A decade after the US-led ‘shock and awe’ assault on Iraq, and the country faces a future with an unpopular leader, a lack of basic services, and a damaging civil war taking place on its frontier
Ten years ago when the statue of Saddam Hussein fell at Firdous square in Baghdad, George Bush and Tony Blair were banking on the country serving as template for change in the Arab world, a litmus test that could according to them eventually redraw the balance of power in the region and pave the way for greater democracy.
The former Iraqi regime fell, Saddam Hussein had no connection to the 9/11 attacks or weapons of mass destruction (which for Washington and London were grounds for the invasion) and was tried and executed. Elections took place, however the country is hardly the beacon of democracy that Bush and Blair claimed it would be. The de-Baathfication and disbanding of the Iraqi army set in motion a flawed process that not only sowed the seeds of militancy and attracted al-Qaeda sympathisers and agents, but more importantly polarised the political landscape of the country. It also set off bloody sectarian fighting pitting Sunnis against Shi'as and the targeting of minorities.
“Iraqi officials purged the nation of the Baath Party through a sweeping, unfair process that contributed to destabilising the country, with many lasting impacts,” says David Tolbert, president of the New York based International Center for Transitional Justice.

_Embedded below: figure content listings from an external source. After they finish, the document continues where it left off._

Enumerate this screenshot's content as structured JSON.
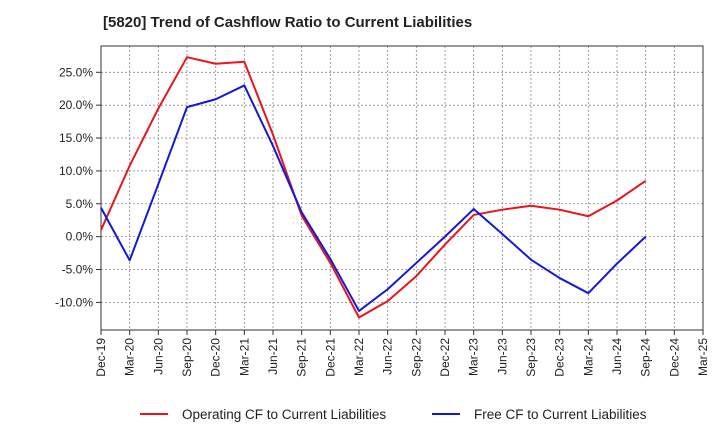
{
  "chart_data": {
    "type": "line",
    "title": "[5820]  Trend of Cashflow Ratio to Current Liabilities",
    "xlabel": "",
    "ylabel": "",
    "categories": [
      "Dec-19",
      "Mar-20",
      "Jun-20",
      "Sep-20",
      "Dec-20",
      "Mar-21",
      "Jun-21",
      "Sep-21",
      "Dec-21",
      "Mar-22",
      "Jun-22",
      "Sep-22",
      "Dec-22",
      "Mar-23",
      "Jun-23",
      "Sep-23",
      "Dec-23",
      "Mar-24",
      "Jun-24",
      "Sep-24",
      "Dec-24",
      "Mar-25"
    ],
    "ylim": [
      -14.2,
      29
    ],
    "yticks": [
      -10,
      -5,
      0,
      5,
      10,
      15,
      20,
      25
    ],
    "ytick_labels": [
      "-10.0%",
      "-5.0%",
      "0.0%",
      "5.0%",
      "10.0%",
      "15.0%",
      "20.0%",
      "25.0%"
    ],
    "grid": true,
    "legend_position": "bottom",
    "series": [
      {
        "name": "Operating CF to Current Liabilities",
        "color": "#e8141e",
        "values": [
          1.0,
          10.8,
          19.5,
          27.3,
          26.3,
          26.6,
          15.5,
          3.2,
          -4.0,
          -12.3,
          -9.8,
          -6.0,
          -1.2,
          3.3,
          4.1,
          4.7,
          4.1,
          3.1,
          5.5,
          8.5,
          null,
          null
        ]
      },
      {
        "name": "Free CF to Current Liabilities",
        "color": "#1419d8",
        "values": [
          4.4,
          -3.6,
          8.0,
          19.7,
          20.9,
          23.0,
          13.8,
          3.7,
          -3.4,
          -11.3,
          -8.0,
          -4.0,
          0.0,
          4.2,
          0.4,
          -3.5,
          -6.3,
          -8.6,
          -4.1,
          0.0,
          null,
          null
        ]
      }
    ]
  }
}
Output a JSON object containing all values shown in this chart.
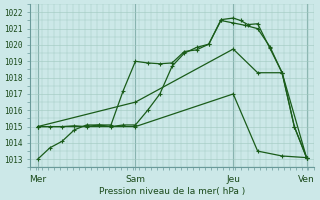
{
  "title": "",
  "xlabel": "Pression niveau de la mer( hPa )",
  "ylim": [
    1012.5,
    1022.5
  ],
  "yticks": [
    1013,
    1014,
    1015,
    1016,
    1017,
    1018,
    1019,
    1020,
    1021,
    1022
  ],
  "xtick_labels": [
    "Mer",
    "Sam",
    "Jeu",
    "Ven"
  ],
  "xtick_positions": [
    0,
    4,
    8,
    11
  ],
  "bg_color": "#cce8e8",
  "grid_color": "#a0c8c0",
  "line_color": "#1a5c1a",
  "line1_x": [
    0,
    0.5,
    1.0,
    1.5,
    2.0,
    2.5,
    3.0,
    3.5,
    4.0,
    4.5,
    5.0,
    5.5,
    6.0,
    6.5,
    7.0,
    7.5,
    8.0,
    8.3,
    8.6,
    9.0,
    9.5,
    10.0,
    10.5,
    11.0
  ],
  "line1_y": [
    1013.0,
    1013.7,
    1014.1,
    1014.8,
    1015.1,
    1015.1,
    1015.0,
    1015.1,
    1015.1,
    1016.0,
    1017.0,
    1018.7,
    1019.5,
    1019.85,
    1020.05,
    1021.55,
    1021.65,
    1021.5,
    1021.25,
    1021.3,
    1019.8,
    1018.3,
    1015.0,
    1013.1
  ],
  "line2_x": [
    0,
    0.5,
    1.0,
    1.5,
    2.0,
    2.5,
    3.0,
    3.5,
    4.0,
    4.5,
    5.0,
    5.5,
    6.0,
    6.5,
    7.0,
    7.5,
    8.0,
    8.5,
    9.0,
    9.5,
    10.0,
    10.5,
    11.0
  ],
  "line2_y": [
    1015.0,
    1015.0,
    1015.0,
    1015.05,
    1015.0,
    1015.1,
    1015.1,
    1017.2,
    1019.0,
    1018.9,
    1018.85,
    1018.9,
    1019.6,
    1019.7,
    1020.05,
    1021.5,
    1021.35,
    1021.2,
    1021.0,
    1019.9,
    1018.3,
    1015.0,
    1013.1
  ],
  "line3_x": [
    0,
    4,
    8,
    9,
    10,
    11
  ],
  "line3_y": [
    1015.0,
    1016.5,
    1019.75,
    1018.3,
    1018.3,
    1013.1
  ],
  "line4_x": [
    0,
    4,
    8,
    9,
    10,
    11
  ],
  "line4_y": [
    1015.0,
    1015.0,
    1017.0,
    1013.5,
    1013.2,
    1013.1
  ]
}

To date, nearly 200,000 people have lost their lives in the violence (the vast majority of whom are Iraqi civilians) and about 1.6m Iraqis were internally displaced. The conflict has cost the US just over $800bn and when looking at the total bottom line, which takes into account costs for veterans of the war, the amount will exceed $2.2 trillion, according to a study by Brown University’s Watson Institute for International Studies.
“At the end of the day you have to ask yourself was it legitimate to go in? And if it was about regime change, I’m afraid that doesn’t make it legal,” John Prescott, deputy prime minister under Blair said this month.
The impetus for change in the Arab world would come eight years later from a poor street vendor in Tunisia who would spark a wave of protests across the region after setting himself on fire. His death would not only end the 23-year rule of Tunisia’s long-term dictator Zine El Abidine Ben Ali but instigate revolts that toppled Egypt’s Hosni Mubarak and Libya’s Muammar Gaddafi, and forced Yemen’s president Ali Abdullah Saleh to step down after 33 years in power. After two years of unabated violence, the regime of Syria’s Bashar Al Assad’s is also teetering on collapse.
In Iraq, Saddam Hussein may be gone but the country remains in crisis from a political perspective, says Peter Harling of the International Crisis Group.
“Those who regret the previous era either don’t know or want to forget what it was really like,” he says. “An unbearable standstill has been replaced by a somewhat different, but equally appalling status quo. One would have hoped so much suffering would have served a better purpose.”
A public showdown with a Sunni deputy and former finance minister, sidelined by Shi'a Prime Minister Nouri Al Maliki has polarised the political landscape and renewed sectarian tensions which threaten the country’s stability. Opposition to Maliki’s rule has increased from both Sunnis and Kurds in the northern part of the country.